La science-fiction occupe chez elle une place décisive, mais pas au sens de l'évasion spectaculaire. Elle sert à révéler le présent, à montrer que les institutions économiques agissent déjà comme des machines de fiction. Les marchés promettent, anticipent, projettent, modélisent. Ils racontent des avenirs pour mieux gouverner le présent. Noorizadeh retourne cette logique. Elle se demande ce qui arrive si l'on réquisitionne à notre tour les outils de la spéculation pour imaginer d'autres devenirs. Ce geste la rapproche d'un certain cinéma de science-fiction politique, mais avec une matérialité plus sèche, plus analytique.
Il faut aussi insister sur son rapport à l'internationalisme. Le travail de Bahar Noorizadeh ne s'enferme pas dans une identité nationale stable, même si les histoires de l'Iran, de l'exil, des circulations transnationales et des politiques énergétiques résonnent en profondeur dans ses œuvres. Son horizon est celui d'un monde connecté par la finance, la guerre, l'extraction et les promesses de réforme. Cette échelle n'annule pas le détail. Au contraire, elle donne aux fragments de voix, de textes et d'archives une charge plus nette. Les singularités qu'elle filme n'ont jamais la pureté de l'isolat. Elles sont prises dans des réseaux.
Sa méthode a quelque chose de très stimulant pour une plateforme comme CaSTV, parce qu'elle sait que l'étrangeté peut être politique avant d'être narrative. Le trouble naît d'un langage qui paraît familier mais révèle soudain sa violence, d'une projection vers le futur qui ressemble de trop près au présent, d'une rationalité économique qui se met à sonner comme une cosmologie délirante. Ce type d'inquiétude, moins spectaculaire que corrosive, rejoint par moments l'esprit du cinéma dystopique sans s'y laisser réduire.
On pourrait reprocher à certains films-essais de ne s'adresser qu'aux convaincus. Ce serait injuste ici. Même lorsqu'elle mobilise des cadres théoriques complexes, Noorizadeh garde le sens de la scène, du montage comme affrontement, de la phrase qui coupe net à travers le brouillard rhétorique. Elle connaît la séduction des images contemporaines et s'en méfie assez pour ne pas s'y abandonner. Sa mise en forme cherche plutôt une friction productive, un montage qui force à reprendre la question depuis le début.
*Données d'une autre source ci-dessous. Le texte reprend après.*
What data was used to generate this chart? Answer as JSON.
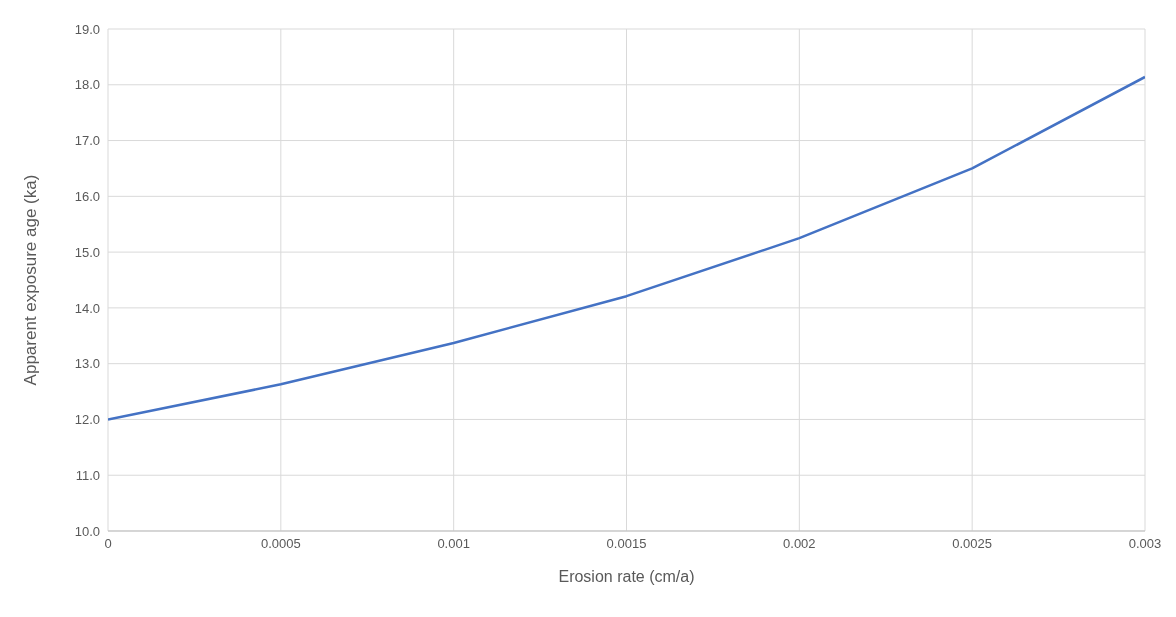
{
  "chart_data": {
    "type": "line",
    "xlabel": "Erosion rate (cm/a)",
    "ylabel": "Apparent exposure age (ka)",
    "x": [
      0,
      0.0005,
      0.001,
      0.0015,
      0.002,
      0.0025,
      0.003
    ],
    "series": [
      {
        "color": "#4472c4",
        "values": [
          12.0,
          12.63,
          13.37,
          14.21,
          15.25,
          16.5,
          18.14
        ]
      }
    ],
    "xlim": [
      0,
      0.003
    ],
    "xticks": [
      0,
      0.0005,
      0.001,
      0.0015,
      0.002,
      0.0025,
      0.003
    ],
    "ylim": [
      10,
      19
    ],
    "yticks": [
      {
        "value": 10,
        "label": "10.0"
      },
      {
        "value": 11,
        "label": "11.0"
      },
      {
        "value": 12,
        "label": "12.0"
      },
      {
        "value": 13,
        "label": "13.0"
      },
      {
        "value": 14,
        "label": "14.0"
      },
      {
        "value": 15,
        "label": "15.0"
      },
      {
        "value": 16,
        "label": "16.0"
      },
      {
        "value": 17,
        "label": "17.0"
      },
      {
        "value": 18,
        "label": "18.0"
      },
      {
        "value": 19,
        "label": "19.0"
      }
    ],
    "grid": true,
    "legend": false,
    "marker": "none",
    "line_style": "solid"
  }
}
Bahar Noorizadeh appartient ainsi à une famille rare d'artistes pour qui la critique du monde ne peut pas se séparer d'une critique de ses régimes de représentation. Elle ne filme pas seulement des crises. Elle filme les appareils qui nous apprennent à les accepter comme naturelles. En cela, son cinéma est profondément contemporain et résolument insoumis. Il ne nous promet pas une sortie facile. Il exige mieux : une capacité retrouvée à imaginer contre la logique dominante, image par image, hypothèse par hypothèse.